Auch Del Curtos Handschlag-Vertrag ist ausgelaufen, doch wann und ob er VR-Präsident Gaudenz Domenig die Hand erneut für eine Verlängerung reichen wird, liegt in der Entscheidungsmacht des Trainers. Domenig selbst wartet auf Del Curtos rechte Hand. Es wäre die Überraschung seines Lebens, wenn die weitere Zusammenarbeit nicht zustande käme, sagte Domenig nach dem Titel. Doch Del Curto hat sich nach wie vor nicht entschieden.

Titel Nummer sechs, wieder in Zürich

Zumindest in den Fällen von Arx erscheint es realistisch, dass alles bleibt, wie es ist. Dass also beide ihre letzten Spiele in Blau-Gelb absolviert haben. Das letzte Spiel nach fast 20 Jahren und je rund 1000 Spielen mit der Meisterfeier? Fast zu schön, um wahr zu sein. Reto von Arx erzielte am Samstag sogar das Meistertor, so wie er dies schon 2002, ebenfalls in Zürich, und 2009 in Kloten tat. «Das wusste ich gar nicht», sagte er dazu.

«Unglaublich, aber wahr», sagte sein Bruder Jan. Der Titel 2002 in Zürich, dann weitere 2005, 2007, 2009 sowie 2011 und nun Nummer 6 wieder in Zürich. «Der Kreis schliesst sich», sagte Jan von Arx, der zugeben musste, am vergangenen Samstag den emotional speziellsten Titel gewonnen zu haben. «Natürlich war jeder einzelne auf seine eigene Art speziell.

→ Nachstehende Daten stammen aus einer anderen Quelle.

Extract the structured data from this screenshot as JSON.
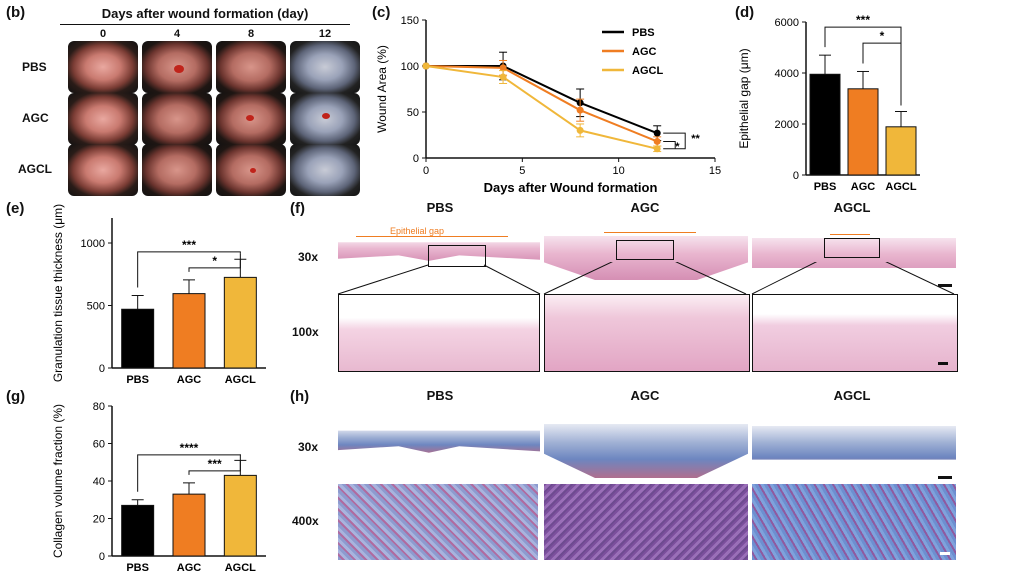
{
  "panels": {
    "b": {
      "label": "(b)",
      "title": "Days after wound formation (day)",
      "days": [
        "0",
        "4",
        "8",
        "12"
      ],
      "groups": [
        "PBS",
        "AGC",
        "AGCL"
      ]
    },
    "f": {
      "label": "(f)",
      "groups": [
        "PBS",
        "AGC",
        "AGCL"
      ],
      "rows": [
        "30x",
        "100x"
      ],
      "annotation": "Epithelial gap"
    },
    "h": {
      "label": "(h)",
      "groups": [
        "PBS",
        "AGC",
        "AGCL"
      ],
      "rows": [
        "30x",
        "400x"
      ]
    }
  },
  "colors": {
    "PBS": "#000000",
    "AGC": "#ef7d22",
    "AGCL": "#f0b73a"
  },
  "chart_data": [
    {
      "id": "c",
      "panel_label": "(c)",
      "type": "line",
      "xlabel": "Days after Wound formation",
      "ylabel": "Wound Area (%)",
      "xlim": [
        0,
        15
      ],
      "ylim": [
        0,
        150
      ],
      "xticks": [
        "0",
        "5",
        "10",
        "15"
      ],
      "yticks": [
        "0",
        "50",
        "100",
        "150"
      ],
      "x": [
        0,
        4,
        8,
        12
      ],
      "series": [
        {
          "name": "PBS",
          "values": [
            100,
            100,
            60,
            27
          ],
          "errors": [
            0,
            15,
            15,
            8
          ]
        },
        {
          "name": "AGC",
          "values": [
            100,
            98,
            52,
            18
          ],
          "errors": [
            0,
            8,
            12,
            5
          ]
        },
        {
          "name": "AGCL",
          "values": [
            100,
            88,
            30,
            10
          ],
          "errors": [
            0,
            7,
            7,
            3
          ]
        }
      ],
      "significance": [
        "*",
        "**"
      ]
    },
    {
      "id": "d",
      "panel_label": "(d)",
      "type": "bar",
      "ylabel": "Epithelial gap (μm)",
      "categories": [
        "PBS",
        "AGC",
        "AGCL"
      ],
      "values": [
        3950,
        3380,
        1890
      ],
      "errors": [
        750,
        680,
        600
      ],
      "ylim": [
        0,
        6000
      ],
      "yticks": [
        "0",
        "2000",
        "4000",
        "6000"
      ],
      "significance": [
        "***",
        "*"
      ]
    },
    {
      "id": "e",
      "panel_label": "(e)",
      "type": "bar",
      "ylabel": "Granulation tissue thickness (μm)",
      "categories": [
        "PBS",
        "AGC",
        "AGCL"
      ],
      "values": [
        470,
        595,
        725
      ],
      "errors": [
        110,
        110,
        145
      ],
      "ylim": [
        0,
        1200
      ],
      "yticks": [
        "0",
        "500",
        "1000"
      ],
      "significance": [
        "***",
        "*"
      ]
    },
    {
      "id": "g",
      "panel_label": "(g)",
      "type": "bar",
      "ylabel": "Collagen volume fraction (%)",
      "categories": [
        "PBS",
        "AGC",
        "AGCL"
      ],
      "values": [
        27,
        33,
        43
      ],
      "errors": [
        3,
        6,
        8
      ],
      "ylim": [
        0,
        80
      ],
      "yticks": [
        "0",
        "20",
        "40",
        "60",
        "80"
      ],
      "significance": [
        "****",
        "***"
      ]
    }
  ]
}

Aber dieser jetzt kam schon etwas unerwartet», sagt der jüngere der beiden Brüder. Jan ist 37. Reto 38.

«Der Allerbeste»

Reto von Arx hatte in dieser Saison zuvor erst ein einziges Tor erzielt, das war irgendwann im Oktober gewesen. Und nun also das zweite, ausgerechnet jenes, das die Meisterschaft entschied. Perfektes Timing? «Ja, so gesehen schon», sagte er, ohne aber nicht sofort wieder sich selbst zu werden: «Es war immer egal, wer die Tore schoss, auch dieses Mal.»

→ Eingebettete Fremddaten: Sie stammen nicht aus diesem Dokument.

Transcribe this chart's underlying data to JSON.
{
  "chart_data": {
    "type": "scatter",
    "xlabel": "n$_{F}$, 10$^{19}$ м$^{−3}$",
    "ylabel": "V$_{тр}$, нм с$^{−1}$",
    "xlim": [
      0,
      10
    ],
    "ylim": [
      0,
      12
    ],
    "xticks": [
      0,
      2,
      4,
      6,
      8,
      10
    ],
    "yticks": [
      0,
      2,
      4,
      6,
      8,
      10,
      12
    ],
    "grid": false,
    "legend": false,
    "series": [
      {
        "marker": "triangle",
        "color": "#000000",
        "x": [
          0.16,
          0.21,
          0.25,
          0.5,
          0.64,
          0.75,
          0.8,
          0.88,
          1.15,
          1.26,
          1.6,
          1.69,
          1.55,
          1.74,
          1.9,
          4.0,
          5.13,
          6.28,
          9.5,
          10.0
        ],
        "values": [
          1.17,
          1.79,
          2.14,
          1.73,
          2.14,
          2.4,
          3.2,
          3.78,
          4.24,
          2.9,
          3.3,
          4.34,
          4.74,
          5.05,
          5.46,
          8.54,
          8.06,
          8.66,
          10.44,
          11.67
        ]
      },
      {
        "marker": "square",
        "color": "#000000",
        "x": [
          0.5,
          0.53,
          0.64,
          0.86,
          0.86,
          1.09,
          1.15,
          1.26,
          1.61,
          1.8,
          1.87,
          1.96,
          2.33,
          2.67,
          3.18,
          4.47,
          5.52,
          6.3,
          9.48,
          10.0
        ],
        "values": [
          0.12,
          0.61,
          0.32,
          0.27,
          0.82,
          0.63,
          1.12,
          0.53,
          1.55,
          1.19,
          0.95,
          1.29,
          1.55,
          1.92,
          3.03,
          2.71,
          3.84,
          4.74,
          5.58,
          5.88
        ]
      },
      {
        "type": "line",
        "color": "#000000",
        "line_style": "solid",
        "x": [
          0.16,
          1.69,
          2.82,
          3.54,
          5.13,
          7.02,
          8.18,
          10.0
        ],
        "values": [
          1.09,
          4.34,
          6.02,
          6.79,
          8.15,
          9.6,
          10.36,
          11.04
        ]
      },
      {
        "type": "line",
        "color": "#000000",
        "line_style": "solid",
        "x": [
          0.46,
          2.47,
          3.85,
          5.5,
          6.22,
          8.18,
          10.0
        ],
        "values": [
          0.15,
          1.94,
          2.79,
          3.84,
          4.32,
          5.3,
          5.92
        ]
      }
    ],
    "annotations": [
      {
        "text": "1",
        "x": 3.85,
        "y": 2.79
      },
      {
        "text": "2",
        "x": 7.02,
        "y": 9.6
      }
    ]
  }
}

Im Jubel, Trubel und der Heiterkeit der feiernden Davoser war zumindest einer mit der Bescheidenheit von Reto von Arx nicht einverstanden. Als Beat Forster die Sache mit den drei Meistertoren aufschnappte, griff der Verteidiger energisch ins Interview ein: «Drei Mal? Das ist eben ein wahrer Champion. Der beste Spieler, der je auf Schweizer Eis spielte. Schreiben Sie das! Der Allerbeste! Jetzt müssen auch wir mal ein wenig hochstapeln!» Forster zauberte damit seinem Kollegen ein Lächeln auf die Lippen. Der Ernst wird bald genug wieder einkehren. Dann, wenn sich die Brüder endgültig entscheiden werden, wie es weitergeht. Zuvor aber wird gefeiert.